The Solomon Islands will start on its TNA process in 2020 as part of the TNA IV project, at which point it will start deciding its priority sectors and technologies for both mitigation and adaptation.
The Solomon Islands consist of an archipelago of 994 islands located in the south-west Pacific Ocean and have a population of approximately 674,900 (2019 est.). This island nation consists of both mountainous, volcanic islands and low-lying coral atolls in a tuna- and mineral-rich area. Most people’s livelihoods rely on agriculture, fishing and forestry, while most manufactured products and petroleum are imported.
The Solomon Islands have a tropical climate which is both hot and humid, relieved by cool winds and year-round rainfall.
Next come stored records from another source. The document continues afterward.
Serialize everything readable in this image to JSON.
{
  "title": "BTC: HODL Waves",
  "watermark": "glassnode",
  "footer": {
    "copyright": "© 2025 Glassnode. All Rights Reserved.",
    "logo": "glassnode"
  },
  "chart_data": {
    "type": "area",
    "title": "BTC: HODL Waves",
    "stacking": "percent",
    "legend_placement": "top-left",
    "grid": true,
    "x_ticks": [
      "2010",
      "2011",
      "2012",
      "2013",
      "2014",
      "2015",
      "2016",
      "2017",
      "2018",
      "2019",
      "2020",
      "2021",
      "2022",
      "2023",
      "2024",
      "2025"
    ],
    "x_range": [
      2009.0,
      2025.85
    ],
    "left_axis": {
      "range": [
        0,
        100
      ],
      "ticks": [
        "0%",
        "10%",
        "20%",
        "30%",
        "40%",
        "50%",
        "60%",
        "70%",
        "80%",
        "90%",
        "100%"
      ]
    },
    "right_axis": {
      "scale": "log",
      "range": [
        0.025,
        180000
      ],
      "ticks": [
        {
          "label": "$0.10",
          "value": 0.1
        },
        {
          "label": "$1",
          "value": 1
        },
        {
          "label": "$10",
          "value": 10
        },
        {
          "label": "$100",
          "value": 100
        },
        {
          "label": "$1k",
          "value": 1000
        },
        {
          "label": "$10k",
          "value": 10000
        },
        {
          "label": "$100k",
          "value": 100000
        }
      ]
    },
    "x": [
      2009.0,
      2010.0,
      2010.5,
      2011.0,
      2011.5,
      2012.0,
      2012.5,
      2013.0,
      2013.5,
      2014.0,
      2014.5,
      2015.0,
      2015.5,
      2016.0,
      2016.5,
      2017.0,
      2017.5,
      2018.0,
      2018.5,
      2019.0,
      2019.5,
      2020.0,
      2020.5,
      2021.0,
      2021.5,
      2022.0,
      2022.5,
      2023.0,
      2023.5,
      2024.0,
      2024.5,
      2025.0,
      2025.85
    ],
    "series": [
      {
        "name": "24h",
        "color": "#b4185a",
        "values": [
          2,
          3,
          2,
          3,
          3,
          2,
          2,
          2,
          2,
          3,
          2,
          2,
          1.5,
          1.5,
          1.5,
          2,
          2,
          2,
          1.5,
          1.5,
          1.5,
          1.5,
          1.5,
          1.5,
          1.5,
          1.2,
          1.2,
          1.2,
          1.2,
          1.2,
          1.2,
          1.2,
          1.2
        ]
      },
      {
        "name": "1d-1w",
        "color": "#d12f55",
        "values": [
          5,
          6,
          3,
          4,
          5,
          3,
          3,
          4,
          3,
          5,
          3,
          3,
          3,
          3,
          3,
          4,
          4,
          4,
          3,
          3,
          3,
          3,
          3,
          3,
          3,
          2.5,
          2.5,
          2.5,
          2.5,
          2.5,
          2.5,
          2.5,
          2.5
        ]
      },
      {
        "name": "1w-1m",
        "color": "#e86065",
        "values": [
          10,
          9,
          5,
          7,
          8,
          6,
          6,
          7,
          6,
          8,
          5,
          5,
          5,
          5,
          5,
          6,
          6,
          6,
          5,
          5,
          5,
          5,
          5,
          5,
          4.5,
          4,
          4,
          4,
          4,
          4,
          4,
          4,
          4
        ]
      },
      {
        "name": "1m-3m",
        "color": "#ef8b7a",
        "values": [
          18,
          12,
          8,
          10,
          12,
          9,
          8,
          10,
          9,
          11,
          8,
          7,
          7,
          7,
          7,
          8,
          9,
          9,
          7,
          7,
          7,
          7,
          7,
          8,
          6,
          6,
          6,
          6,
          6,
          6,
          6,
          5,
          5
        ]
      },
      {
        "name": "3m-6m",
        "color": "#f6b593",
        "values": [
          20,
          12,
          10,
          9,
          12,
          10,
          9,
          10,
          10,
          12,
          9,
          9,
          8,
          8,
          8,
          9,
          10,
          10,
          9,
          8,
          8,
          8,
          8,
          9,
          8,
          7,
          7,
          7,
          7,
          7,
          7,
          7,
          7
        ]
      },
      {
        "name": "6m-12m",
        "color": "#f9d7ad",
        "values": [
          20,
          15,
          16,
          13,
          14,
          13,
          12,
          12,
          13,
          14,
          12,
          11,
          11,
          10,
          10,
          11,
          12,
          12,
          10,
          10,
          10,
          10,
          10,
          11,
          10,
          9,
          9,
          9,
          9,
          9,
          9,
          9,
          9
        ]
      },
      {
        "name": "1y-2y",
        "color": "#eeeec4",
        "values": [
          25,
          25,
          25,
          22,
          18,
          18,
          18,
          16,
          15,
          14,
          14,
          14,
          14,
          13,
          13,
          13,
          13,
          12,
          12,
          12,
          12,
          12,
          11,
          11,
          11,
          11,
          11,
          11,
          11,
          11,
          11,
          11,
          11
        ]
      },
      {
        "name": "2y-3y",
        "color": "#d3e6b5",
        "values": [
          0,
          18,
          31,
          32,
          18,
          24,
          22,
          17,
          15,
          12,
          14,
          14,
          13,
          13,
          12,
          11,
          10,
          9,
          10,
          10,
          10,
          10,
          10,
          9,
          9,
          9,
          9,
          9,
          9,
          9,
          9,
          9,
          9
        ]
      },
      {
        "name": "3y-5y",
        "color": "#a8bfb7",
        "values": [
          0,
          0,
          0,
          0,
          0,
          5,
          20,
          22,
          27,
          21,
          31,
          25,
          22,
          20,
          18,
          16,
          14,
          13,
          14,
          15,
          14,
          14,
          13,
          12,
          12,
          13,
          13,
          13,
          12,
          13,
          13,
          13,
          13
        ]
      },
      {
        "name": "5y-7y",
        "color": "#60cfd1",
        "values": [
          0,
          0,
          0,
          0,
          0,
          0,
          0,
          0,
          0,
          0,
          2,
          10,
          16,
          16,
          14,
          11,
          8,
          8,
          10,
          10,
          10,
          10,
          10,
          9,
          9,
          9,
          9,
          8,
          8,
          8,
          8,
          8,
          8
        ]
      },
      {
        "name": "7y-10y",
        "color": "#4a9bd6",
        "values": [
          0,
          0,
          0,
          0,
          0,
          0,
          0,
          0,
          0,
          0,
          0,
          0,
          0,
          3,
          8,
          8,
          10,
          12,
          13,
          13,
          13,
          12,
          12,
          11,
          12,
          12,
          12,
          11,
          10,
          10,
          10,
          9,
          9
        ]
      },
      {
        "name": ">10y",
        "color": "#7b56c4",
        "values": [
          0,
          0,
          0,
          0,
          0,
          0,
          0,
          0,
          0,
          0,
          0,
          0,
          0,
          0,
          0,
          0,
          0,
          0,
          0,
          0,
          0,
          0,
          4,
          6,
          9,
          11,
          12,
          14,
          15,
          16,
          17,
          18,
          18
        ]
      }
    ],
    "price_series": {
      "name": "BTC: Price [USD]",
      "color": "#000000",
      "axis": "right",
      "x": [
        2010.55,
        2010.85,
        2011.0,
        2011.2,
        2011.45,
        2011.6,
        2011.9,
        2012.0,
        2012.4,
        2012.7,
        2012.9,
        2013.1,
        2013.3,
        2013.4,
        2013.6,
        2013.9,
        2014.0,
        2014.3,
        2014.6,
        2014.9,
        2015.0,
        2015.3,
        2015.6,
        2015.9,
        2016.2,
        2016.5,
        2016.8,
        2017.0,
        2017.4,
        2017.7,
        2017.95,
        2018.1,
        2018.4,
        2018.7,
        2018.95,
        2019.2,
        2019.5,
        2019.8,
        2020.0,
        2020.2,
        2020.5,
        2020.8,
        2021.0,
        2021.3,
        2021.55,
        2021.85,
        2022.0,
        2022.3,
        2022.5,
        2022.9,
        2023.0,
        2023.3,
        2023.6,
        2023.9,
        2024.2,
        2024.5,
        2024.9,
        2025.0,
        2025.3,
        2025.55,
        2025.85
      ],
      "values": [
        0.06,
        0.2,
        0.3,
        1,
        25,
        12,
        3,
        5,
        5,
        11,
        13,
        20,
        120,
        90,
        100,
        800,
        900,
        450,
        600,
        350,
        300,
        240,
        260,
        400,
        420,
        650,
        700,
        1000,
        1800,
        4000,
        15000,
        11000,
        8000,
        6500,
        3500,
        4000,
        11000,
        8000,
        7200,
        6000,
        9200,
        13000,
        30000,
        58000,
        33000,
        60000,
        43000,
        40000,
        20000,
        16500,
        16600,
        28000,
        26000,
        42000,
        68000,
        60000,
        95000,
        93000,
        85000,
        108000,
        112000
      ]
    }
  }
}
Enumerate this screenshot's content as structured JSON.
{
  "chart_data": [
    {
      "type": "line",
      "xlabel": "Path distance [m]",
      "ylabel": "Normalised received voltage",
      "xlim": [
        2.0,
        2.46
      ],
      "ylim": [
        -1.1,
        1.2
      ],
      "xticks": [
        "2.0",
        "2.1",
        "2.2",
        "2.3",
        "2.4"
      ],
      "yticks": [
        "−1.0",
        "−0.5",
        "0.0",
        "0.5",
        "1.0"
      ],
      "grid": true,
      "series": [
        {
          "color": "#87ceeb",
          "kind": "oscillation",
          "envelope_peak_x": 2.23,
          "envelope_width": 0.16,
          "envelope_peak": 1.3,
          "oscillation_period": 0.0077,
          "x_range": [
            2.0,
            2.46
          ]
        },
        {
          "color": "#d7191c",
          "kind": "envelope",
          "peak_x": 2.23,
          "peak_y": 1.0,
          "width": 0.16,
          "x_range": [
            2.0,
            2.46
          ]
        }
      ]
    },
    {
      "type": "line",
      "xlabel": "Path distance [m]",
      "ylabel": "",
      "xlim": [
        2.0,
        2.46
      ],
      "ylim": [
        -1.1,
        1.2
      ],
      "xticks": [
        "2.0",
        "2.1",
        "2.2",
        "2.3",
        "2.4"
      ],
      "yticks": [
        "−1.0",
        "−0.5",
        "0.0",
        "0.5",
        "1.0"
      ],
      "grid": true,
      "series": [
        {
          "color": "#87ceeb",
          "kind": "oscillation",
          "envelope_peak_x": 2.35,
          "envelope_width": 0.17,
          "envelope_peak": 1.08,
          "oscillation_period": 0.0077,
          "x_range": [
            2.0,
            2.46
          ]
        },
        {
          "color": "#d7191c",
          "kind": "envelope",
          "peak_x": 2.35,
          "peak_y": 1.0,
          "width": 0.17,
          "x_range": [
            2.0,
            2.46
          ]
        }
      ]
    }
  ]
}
The country is highly vulnerable to extreme rainfall, droughts, floods, king tides and sea-level rises, which are expected to be more severe and to occur more frequently with climate change.
Classed as an SIDS and an LDC, the Solomon Islands are facing both constraints and challenges in relation to climate change adaption and mitigation. In the country’s first NDC, strong emphasis is placed on the importance of climate change-adaptation strategies due to the high level of vulnerability. Although the Solomon Islands is a low-emissions country, it is still committed to reducing emissions by 12% below 2015 levels by 2025 and by 30% below 2015 levels by 2030 compared to a business as usual scenario.